Ovunque vadano, Suchi e Haiwen portano con sé una nostalgia che non li lascia mai. La scrittura riesce a rendere tangibile quel senso di “casa fantasma” che accompagna ogni migrante: la sensazione di appartenere a un luogo che non esiste più, o che non esiste mai stato davvero.

Il dolore dell’esilio non è solo geografico, ma identitario. Suchi diventa Soukei a Hong Kong, costretta da un marito violento a cambiare nome e lingua. Haiwen diventa Howard in California, per rendersi “pronunciabile” agli americani. Ma con il cambio di nome, si perde un pezzo di sé. Eppure, come la musica che li ha uniti da bambini, qualcosa resiste. Qualcosa di intimo, segreto, indistruttibile.
La musica è un simbolo potente in questo romanzo. Il violino, la melodia che ritorna nei momenti più intensi. È il filo conduttore che cuce le epoche, le città, le vite. È il modo in cui i protagonisti si riconoscono, anche quando tutto il resto cambia.
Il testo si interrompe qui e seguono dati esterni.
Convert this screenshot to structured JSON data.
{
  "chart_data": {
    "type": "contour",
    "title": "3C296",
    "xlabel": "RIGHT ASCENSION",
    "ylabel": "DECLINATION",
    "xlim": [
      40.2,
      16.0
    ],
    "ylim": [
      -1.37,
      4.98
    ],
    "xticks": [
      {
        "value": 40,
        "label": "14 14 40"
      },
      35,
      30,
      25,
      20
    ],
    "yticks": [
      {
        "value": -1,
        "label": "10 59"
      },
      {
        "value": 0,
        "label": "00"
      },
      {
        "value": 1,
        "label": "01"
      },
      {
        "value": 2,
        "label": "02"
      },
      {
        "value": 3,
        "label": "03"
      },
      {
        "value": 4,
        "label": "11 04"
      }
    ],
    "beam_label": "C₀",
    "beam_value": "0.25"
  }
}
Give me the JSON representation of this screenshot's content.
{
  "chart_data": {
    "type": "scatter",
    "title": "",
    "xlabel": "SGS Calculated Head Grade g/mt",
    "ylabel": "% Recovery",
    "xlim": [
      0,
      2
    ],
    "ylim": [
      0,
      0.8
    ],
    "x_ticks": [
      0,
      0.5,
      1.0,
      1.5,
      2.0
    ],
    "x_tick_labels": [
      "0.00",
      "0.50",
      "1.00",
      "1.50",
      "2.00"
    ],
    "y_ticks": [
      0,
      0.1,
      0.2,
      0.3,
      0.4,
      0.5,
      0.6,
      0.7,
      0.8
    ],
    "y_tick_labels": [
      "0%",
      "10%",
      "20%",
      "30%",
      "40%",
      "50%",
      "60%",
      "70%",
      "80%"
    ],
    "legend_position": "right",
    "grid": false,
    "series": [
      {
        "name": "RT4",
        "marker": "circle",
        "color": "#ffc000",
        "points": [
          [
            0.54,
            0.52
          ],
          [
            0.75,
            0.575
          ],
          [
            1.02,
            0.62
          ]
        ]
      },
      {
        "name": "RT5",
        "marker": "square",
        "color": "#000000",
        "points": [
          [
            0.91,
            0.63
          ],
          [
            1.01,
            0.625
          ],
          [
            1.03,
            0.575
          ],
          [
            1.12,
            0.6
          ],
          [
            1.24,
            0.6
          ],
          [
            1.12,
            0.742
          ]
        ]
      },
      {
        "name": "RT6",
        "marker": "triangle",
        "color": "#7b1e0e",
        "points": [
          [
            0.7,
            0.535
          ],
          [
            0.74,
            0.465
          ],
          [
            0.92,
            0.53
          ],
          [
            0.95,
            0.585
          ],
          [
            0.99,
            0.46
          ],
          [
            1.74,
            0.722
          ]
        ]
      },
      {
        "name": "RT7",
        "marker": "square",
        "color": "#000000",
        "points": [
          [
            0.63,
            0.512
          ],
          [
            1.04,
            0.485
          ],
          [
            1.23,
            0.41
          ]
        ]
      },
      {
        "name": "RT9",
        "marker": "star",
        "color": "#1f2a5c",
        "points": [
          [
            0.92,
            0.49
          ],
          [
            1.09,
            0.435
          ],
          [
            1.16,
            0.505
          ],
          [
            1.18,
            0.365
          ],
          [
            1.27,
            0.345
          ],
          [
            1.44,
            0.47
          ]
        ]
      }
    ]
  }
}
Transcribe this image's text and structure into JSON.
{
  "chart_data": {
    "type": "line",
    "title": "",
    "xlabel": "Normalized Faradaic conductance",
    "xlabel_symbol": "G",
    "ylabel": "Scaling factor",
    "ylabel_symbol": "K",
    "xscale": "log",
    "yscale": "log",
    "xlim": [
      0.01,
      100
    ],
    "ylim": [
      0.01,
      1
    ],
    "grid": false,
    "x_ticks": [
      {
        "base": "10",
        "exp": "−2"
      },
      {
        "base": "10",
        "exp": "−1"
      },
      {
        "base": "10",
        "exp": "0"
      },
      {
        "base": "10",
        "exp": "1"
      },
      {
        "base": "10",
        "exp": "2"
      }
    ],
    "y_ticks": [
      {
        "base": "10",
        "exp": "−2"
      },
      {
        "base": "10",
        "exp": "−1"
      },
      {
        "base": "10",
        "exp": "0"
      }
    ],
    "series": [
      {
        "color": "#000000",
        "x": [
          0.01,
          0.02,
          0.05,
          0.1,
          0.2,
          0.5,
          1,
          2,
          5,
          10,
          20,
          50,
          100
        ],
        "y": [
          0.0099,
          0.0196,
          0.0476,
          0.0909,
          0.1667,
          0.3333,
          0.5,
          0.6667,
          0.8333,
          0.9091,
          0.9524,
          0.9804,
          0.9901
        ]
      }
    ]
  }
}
E nel dolore — perché Finché saremo fiori sul fiume è anche una storia di perdite, di assenze — c’è una tenerezza che spezza il cuore.
Una melodia malinconica che accompagna il lettore fino all’ultima pagina. Un tono che riesce a essere delicato e potente allo stesso tempo.


L’autrice non ha paura di scavare nel trauma, di mostrare le ferite della guerra, della violenza domestica, della migrazione forzata. Ma lo fa con uno sguardo umano, mai pietoso. I personaggi non sono vittime, ma sopravvissuti. E anche nei momenti più duri, la sua scrittura sa accarezzare. Le emozioni non vengono urlate: sono sussurrate e lasciano il segno.

Karissa Chen ha scritto un libro profondo e intimo. È una storia che parla a tutti quelli che si sono sentiti fuori posto, che hanno perso qualcosa lungo la strada, che portano dentro una nostalgia difficile da spiegare. È un libro che parla di famiglia, di memoria, di ciò che resta anche quando tutto è cambiato.